Ingredients
3/4 cup white sugar (divided)
1/2 cup brown sugar
1/2 cup butter (softened), plus butter for pan
1 tsp vanilla extract
3/4 cup cream cheese (softened)
2 large eggs
1 1/2 cup all-purpose flour (can use spelt, whole wheat or combination)
1 1/2 tsp baking powder
1/2 tsp salt
2 tsp cinnamon
1/2 tsp nutmeg
6 cups chopped apples (Braeburn or Rome Beauty are best) - about 5 large apples
Juice and zest of 1/2 lemon
Preparation
- Preheat oven to 350 degrees
- Cream butter with 1/2 cup white and 1/2 cup brown sugar on medium speed. Add cream cheese and mix until smooth. Add vanilla extract and eggs, beat well.
- In separate bowl, combine flour, baking powder and salt. Add to butter mixture at slow speed, one spoonful at a time until just combined.

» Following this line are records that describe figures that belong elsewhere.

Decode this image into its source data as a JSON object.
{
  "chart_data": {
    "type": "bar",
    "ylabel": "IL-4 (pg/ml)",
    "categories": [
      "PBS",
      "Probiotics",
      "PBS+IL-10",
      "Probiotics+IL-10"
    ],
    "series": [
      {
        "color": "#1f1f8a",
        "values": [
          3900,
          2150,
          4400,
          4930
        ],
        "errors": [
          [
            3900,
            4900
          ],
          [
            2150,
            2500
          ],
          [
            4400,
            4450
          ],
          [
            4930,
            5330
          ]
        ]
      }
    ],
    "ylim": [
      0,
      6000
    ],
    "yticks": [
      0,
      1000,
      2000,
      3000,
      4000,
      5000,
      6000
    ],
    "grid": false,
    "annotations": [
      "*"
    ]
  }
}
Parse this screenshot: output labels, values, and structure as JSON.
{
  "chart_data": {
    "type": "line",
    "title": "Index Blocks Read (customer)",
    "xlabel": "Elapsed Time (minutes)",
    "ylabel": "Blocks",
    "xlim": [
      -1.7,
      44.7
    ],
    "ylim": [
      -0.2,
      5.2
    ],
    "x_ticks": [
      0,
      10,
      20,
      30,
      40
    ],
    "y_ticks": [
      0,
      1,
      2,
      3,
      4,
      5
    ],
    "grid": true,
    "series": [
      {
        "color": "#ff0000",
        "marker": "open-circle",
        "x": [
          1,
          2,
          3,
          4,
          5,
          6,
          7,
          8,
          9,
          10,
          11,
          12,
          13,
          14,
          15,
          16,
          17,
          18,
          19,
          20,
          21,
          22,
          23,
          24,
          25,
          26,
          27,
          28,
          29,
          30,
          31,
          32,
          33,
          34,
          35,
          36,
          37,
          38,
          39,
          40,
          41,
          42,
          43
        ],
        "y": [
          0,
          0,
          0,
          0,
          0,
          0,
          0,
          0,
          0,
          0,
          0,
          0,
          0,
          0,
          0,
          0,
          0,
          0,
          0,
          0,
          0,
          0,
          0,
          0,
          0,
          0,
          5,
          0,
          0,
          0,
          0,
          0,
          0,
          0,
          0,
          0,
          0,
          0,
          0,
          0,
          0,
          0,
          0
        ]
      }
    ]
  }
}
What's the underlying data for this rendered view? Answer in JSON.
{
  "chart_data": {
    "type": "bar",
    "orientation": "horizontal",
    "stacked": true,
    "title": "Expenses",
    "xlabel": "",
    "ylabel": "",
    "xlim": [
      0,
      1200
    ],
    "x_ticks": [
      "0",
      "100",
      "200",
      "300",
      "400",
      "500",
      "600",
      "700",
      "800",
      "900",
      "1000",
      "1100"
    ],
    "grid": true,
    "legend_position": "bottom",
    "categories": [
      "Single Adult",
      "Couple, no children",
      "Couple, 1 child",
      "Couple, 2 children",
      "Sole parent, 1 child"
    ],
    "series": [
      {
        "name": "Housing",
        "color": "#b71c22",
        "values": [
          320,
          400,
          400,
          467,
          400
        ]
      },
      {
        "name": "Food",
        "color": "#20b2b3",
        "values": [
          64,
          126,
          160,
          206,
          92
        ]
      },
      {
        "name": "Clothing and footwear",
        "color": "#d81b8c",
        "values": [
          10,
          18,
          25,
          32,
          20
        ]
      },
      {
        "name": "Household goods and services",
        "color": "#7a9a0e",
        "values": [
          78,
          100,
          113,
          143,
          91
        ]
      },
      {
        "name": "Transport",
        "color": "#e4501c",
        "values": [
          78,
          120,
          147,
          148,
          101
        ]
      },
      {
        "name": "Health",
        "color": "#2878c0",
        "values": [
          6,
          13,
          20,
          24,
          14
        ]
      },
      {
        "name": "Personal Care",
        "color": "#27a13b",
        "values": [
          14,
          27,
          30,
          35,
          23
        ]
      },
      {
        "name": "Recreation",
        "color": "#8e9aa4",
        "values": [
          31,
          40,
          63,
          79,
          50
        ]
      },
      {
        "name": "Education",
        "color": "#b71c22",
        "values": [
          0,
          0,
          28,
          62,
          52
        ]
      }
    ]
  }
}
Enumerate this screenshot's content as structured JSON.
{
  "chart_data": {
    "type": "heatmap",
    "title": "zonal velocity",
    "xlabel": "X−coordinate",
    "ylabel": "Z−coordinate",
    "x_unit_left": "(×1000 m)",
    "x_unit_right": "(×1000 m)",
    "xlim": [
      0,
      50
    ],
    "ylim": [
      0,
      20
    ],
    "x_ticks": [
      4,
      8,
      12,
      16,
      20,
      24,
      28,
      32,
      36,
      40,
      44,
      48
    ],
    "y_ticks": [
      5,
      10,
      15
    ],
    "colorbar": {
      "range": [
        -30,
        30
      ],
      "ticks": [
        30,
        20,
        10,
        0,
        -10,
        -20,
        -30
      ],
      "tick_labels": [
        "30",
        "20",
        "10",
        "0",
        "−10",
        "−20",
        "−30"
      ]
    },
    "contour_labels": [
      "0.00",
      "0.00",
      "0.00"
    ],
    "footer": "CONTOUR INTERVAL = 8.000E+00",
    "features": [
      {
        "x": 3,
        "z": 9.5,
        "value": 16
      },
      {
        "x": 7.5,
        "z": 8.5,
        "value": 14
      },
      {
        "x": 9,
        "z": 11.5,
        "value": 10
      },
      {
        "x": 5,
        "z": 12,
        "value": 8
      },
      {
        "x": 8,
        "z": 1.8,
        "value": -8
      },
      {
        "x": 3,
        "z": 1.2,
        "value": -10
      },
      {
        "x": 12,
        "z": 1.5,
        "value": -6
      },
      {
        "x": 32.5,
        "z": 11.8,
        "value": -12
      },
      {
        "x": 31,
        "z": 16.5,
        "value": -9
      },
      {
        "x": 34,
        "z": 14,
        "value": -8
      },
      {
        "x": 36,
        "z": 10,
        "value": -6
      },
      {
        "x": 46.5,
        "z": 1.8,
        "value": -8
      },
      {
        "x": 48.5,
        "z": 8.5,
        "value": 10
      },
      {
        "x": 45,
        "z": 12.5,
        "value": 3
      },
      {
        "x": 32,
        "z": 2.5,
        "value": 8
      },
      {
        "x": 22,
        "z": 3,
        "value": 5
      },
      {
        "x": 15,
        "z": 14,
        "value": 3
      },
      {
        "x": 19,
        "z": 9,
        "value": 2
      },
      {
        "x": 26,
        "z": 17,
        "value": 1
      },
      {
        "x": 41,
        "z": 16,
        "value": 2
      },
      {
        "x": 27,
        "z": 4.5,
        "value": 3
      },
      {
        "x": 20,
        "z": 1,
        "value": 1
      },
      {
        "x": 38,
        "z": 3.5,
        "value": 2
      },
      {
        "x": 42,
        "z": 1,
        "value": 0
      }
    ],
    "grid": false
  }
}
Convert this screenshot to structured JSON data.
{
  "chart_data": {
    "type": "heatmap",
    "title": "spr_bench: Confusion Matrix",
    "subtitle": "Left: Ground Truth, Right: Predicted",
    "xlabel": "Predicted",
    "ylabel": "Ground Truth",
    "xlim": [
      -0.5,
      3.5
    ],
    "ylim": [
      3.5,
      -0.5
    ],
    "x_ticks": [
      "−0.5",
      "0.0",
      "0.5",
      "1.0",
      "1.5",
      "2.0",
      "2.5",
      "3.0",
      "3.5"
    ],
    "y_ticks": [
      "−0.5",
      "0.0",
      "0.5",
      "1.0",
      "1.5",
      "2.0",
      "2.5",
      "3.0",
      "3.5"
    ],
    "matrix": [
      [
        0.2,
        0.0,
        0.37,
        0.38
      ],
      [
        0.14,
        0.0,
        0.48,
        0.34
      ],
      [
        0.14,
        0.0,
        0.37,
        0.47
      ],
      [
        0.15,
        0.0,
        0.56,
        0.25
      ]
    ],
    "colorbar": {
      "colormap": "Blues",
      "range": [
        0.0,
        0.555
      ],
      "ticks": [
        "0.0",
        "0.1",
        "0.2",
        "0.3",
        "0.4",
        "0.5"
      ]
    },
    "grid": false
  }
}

- In a small bowl, combine 1/4 cup white sugar with 2 tsp of cinnamon and 1/2 tsp nutmeg. Sprinkle 2 tbs of this mixture over apples along with lemon juice and zest. Toss gently, then add apple mixture to batter. Stir to combine.
- Pour batter into a buttered spring form pan. Top with remaining cinnamon sugar mixture.
- Bake at 350 for about an hour or until the cake pulls away from the sides. Cool completely. Serve with creme fraiche.